The Bygone Movie Review
The Bygone Movie Review Metadata
Austin Film Festival – The Bygone stands to inherit my personal “gee, this was great until it went off the rails” award this season. Writer and director brothers Parker and Graham Phillips – the latter stars as the film’s protagonist Kip – treat viewers to a moody, unique modern western that’s refreshingly well-made until their restraint wears thin.
Kip Summer lives and works on his ailing father’s (Jamie McShane) cattle ranch among the fracking boom in North Dakota (the film is shot in Oklahoma). Kip is naive and lonely, a cocktail that encourages the ranch hand to seek companionship in a local brothel. It doesn’t take long for him to realize this isn’t his scene but not before intervening in the assault of a young Native American prostitute (Sydney Schafer). He takes her home to his ranch to help nurse her injuries, but that most certainly puts them in the crosshairs of the girl’s pimp Paris (Shawn Hatosy).

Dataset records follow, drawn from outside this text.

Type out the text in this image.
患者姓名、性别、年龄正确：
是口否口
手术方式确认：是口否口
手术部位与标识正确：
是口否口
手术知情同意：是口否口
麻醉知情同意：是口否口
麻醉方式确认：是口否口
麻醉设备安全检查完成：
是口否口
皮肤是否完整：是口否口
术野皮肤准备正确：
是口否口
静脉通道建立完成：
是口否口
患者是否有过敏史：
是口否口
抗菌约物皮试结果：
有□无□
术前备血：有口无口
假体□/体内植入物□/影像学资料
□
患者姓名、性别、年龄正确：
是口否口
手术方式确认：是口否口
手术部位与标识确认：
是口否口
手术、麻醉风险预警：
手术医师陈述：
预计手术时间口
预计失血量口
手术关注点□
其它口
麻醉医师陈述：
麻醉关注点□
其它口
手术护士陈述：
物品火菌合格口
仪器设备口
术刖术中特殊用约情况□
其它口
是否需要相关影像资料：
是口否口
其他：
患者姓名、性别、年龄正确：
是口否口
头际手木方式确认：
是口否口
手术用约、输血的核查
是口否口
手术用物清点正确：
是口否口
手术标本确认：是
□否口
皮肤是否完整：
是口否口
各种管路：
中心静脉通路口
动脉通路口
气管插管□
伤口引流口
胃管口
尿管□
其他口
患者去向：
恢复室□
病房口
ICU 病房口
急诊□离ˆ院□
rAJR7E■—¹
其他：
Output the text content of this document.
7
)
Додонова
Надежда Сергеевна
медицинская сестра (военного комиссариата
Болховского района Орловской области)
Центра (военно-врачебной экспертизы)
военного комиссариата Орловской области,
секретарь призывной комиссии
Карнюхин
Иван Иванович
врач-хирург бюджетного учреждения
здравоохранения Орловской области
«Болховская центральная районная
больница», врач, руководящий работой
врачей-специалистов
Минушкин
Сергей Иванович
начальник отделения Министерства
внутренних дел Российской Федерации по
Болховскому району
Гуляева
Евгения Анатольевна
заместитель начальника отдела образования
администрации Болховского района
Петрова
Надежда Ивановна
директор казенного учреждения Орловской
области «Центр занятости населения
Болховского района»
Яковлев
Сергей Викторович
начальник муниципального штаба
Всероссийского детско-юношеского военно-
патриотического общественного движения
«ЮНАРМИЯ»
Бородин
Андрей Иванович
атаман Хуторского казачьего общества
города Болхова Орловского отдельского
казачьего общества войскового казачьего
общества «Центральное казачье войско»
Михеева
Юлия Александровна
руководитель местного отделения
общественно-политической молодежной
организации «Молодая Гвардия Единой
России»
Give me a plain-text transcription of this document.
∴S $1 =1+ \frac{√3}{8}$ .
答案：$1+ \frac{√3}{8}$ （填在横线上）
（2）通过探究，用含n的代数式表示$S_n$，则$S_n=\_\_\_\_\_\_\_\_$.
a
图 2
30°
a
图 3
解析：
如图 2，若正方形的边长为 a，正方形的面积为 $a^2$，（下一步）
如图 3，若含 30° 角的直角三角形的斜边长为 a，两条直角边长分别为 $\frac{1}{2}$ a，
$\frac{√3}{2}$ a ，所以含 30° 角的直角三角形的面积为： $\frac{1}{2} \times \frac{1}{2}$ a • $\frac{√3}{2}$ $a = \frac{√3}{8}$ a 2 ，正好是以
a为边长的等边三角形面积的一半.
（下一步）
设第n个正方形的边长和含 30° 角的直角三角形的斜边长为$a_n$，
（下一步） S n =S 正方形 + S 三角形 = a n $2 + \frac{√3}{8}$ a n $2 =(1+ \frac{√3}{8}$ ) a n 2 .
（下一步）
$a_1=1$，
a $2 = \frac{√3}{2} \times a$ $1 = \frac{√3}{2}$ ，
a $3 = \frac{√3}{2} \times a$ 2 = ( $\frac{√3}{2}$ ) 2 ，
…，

There’s an opening title in the film that informs viewers that sexual violence among Native populations was non-existent before Europeans settled here. Human trafficking is now rampant. Indeed, a 2018 Fact Sheet provided by the Administration for Children and Families Office of Trafficking in Persons says “indigenous peoples worldwide are at particular risk for both sex trafficking and labor trafficking.” It goes on to say, “American Indian, Alaska Native, Native Hawaiian, and Pacific Islander women and girls are at higher risk for experiencing sex trafficking.”
The Bygone wraps this social issue in a dusty, harrowing “rescue-the-damsel” conceit for two and a half acts before snowballing into something bizarre. The West, once a wide-open frontier, is now littered with oil rigs, and wind turbines choke the skyline. The Summer Ranch is falling victim to the environmental and financial challenges presented by the oil companies surrounding them, much of that facilitated by Kip’s wealthy uncle Beckett (Ritchie Coster). He’s all too eager to help the Summer’s, setting up an interesting side plot that’s never fully explored but at least doesn’t pull the viewer away from the original story. But the Phillip’s brothers make this weird decision to devolve the final act from what could have been a satisfying shoot-out/rescue on an oil rig, to an extended scene involving racist Uncle Beckett in an underground bunker.
As independent feature films go, The Bygone is exceptionally produced. The cinematography embraces the beautifully tortured western landscapes, both framed and lit at the hands of capable filmmakers. The Phillips’ will remain on my radar for that reason. Austin Film Festival is a writer’s festival, however, and judging on those merits, The Bygone‘s cracks are minor until it stumbles into a wordy sinkhole in its fracking finale.